Maybe it's their way of procrastinating. Once they get home and change out of their little school uniforms, they have to put a five gallon plastic bucket on their head and walk two miles for water. Or maybe they are holding off as long as possible having to saddle up the donkey and go lug bags of charcoal home so their mother can cook dinner. Funny how kids of 7 or 8 are the same all over the world... hate chores.
So back to the boy.... I don't know his name. I do know that everyone calls him "tete". That's french for "head". I asked and was told it is because he has a big head. My suspicion is that malnutrition at a young age or perhaps poor caloric intake by his mother when she was pregnant may have caused this. In any case, tete is willing to help out when asked, but you really have to stay on him. Besides the clothes on his back (I don't think he has much of a wardrobe), tete's prized possession is a small battery operated radio. If you ask him to do something, he sets off to do it. But 10 minutes later you'll find him tuning in his radio while sitting on the steps.

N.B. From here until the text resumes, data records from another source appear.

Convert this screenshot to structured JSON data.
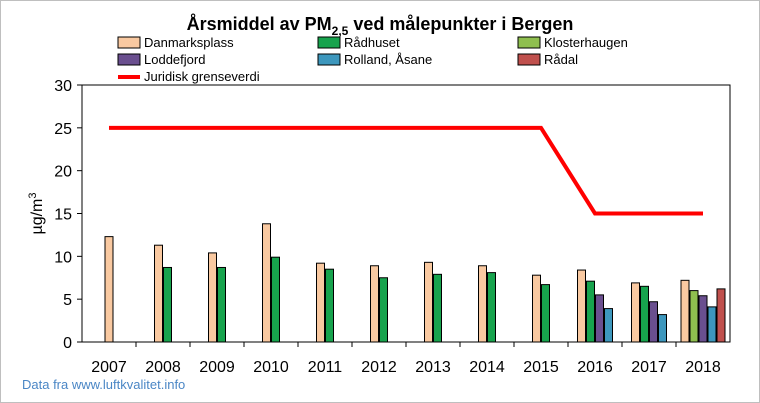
{
  "chart_data": {
    "type": "bar",
    "title": {
      "prefix": "Årsmiddel av PM",
      "subscript": "2,5",
      "suffix": " ved målepunkter i Bergen"
    },
    "ylabel": {
      "prefix": "µg/m",
      "superscript": "3"
    },
    "xlabel": "",
    "ylim": [
      0,
      30
    ],
    "yticks": [
      0,
      5,
      10,
      15,
      20,
      25,
      30
    ],
    "categories": [
      "2007",
      "2008",
      "2009",
      "2010",
      "2011",
      "2012",
      "2013",
      "2014",
      "2015",
      "2016",
      "2017",
      "2018"
    ],
    "series": [
      {
        "name": "Danmarksplass",
        "color": "#f9c9a1",
        "values": [
          12.3,
          11.3,
          10.4,
          13.8,
          9.2,
          8.9,
          9.3,
          8.9,
          7.8,
          8.4,
          6.9,
          7.2
        ]
      },
      {
        "name": "Rådhuset",
        "color": "#17a34d",
        "values": [
          null,
          8.7,
          8.7,
          9.9,
          8.5,
          7.5,
          7.9,
          8.1,
          6.7,
          7.1,
          6.5,
          null
        ]
      },
      {
        "name": "Klosterhaugen",
        "color": "#8fbf4f",
        "values": [
          null,
          null,
          null,
          null,
          null,
          null,
          null,
          null,
          null,
          null,
          null,
          6.0
        ]
      },
      {
        "name": "Loddefjord",
        "color": "#6a4f8f",
        "values": [
          null,
          null,
          null,
          null,
          null,
          null,
          null,
          null,
          null,
          5.5,
          4.7,
          5.4
        ]
      },
      {
        "name": "Rolland, Åsane",
        "color": "#3d97bd",
        "values": [
          null,
          null,
          null,
          null,
          null,
          null,
          null,
          null,
          null,
          3.9,
          3.2,
          4.1
        ]
      },
      {
        "name": "Rådal",
        "color": "#c0504d",
        "values": [
          null,
          null,
          null,
          null,
          null,
          null,
          null,
          null,
          null,
          null,
          null,
          6.2
        ]
      }
    ],
    "limit_line": {
      "name": "Juridisk grenseverdi",
      "color": "#ff0000",
      "x": [
        "2007",
        "2008",
        "2009",
        "2010",
        "2011",
        "2012",
        "2013",
        "2014",
        "2015",
        "2016",
        "2017",
        "2018"
      ],
      "values": [
        25,
        25,
        25,
        25,
        25,
        25,
        25,
        25,
        25,
        15,
        15,
        15
      ]
    },
    "grid": false,
    "legend_position": "top",
    "source": "Data fra www.luftkvalitet.info"
  }
}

Tete helped out by climbing into the tanks and scrubbing them. He also went into the cistern and was instrumental in cleaning out the slimmy leaves and capturing the frog that was swimming around the cistern.
After the tanks were cleaned, I asked the Priest what I could give tete or his family as payment for his help. I was told that tete came from a very, very poor family. We agreed that a 50 pound bag of rice and a gallon of cooking oil would be good payment ($30 value for helping out for 3 days).
The Priest was going to another larger town the next day and I asked him to get a few bags of rice and oil. When he returned, another Priest and I took the Toyota truck and drove out to tete's house. Along the way, I had to stop and let the Priest drive as the road had become so bad, I didn't think I'd be able to get through.
Tete lives with his mother, father and 6 brothers and sisters. We explained that tete had worked hard and helped us clean the tanks and that his payment was the rice and oil. His parents were beside themselves that tete was bringing home a 50 pound bag of rice and gallon of cooking oil for helping us.
The next day, I asked tete and his cousin to start cleaning an enclosed area near the church. I'd like to have it cleaned and perhaps have some people start a garden there. After a few hours, tete and his cousin came to get me. When we got back to the enclosed area, I found several of tete's brothers and sisters and his mother cleaning up the area.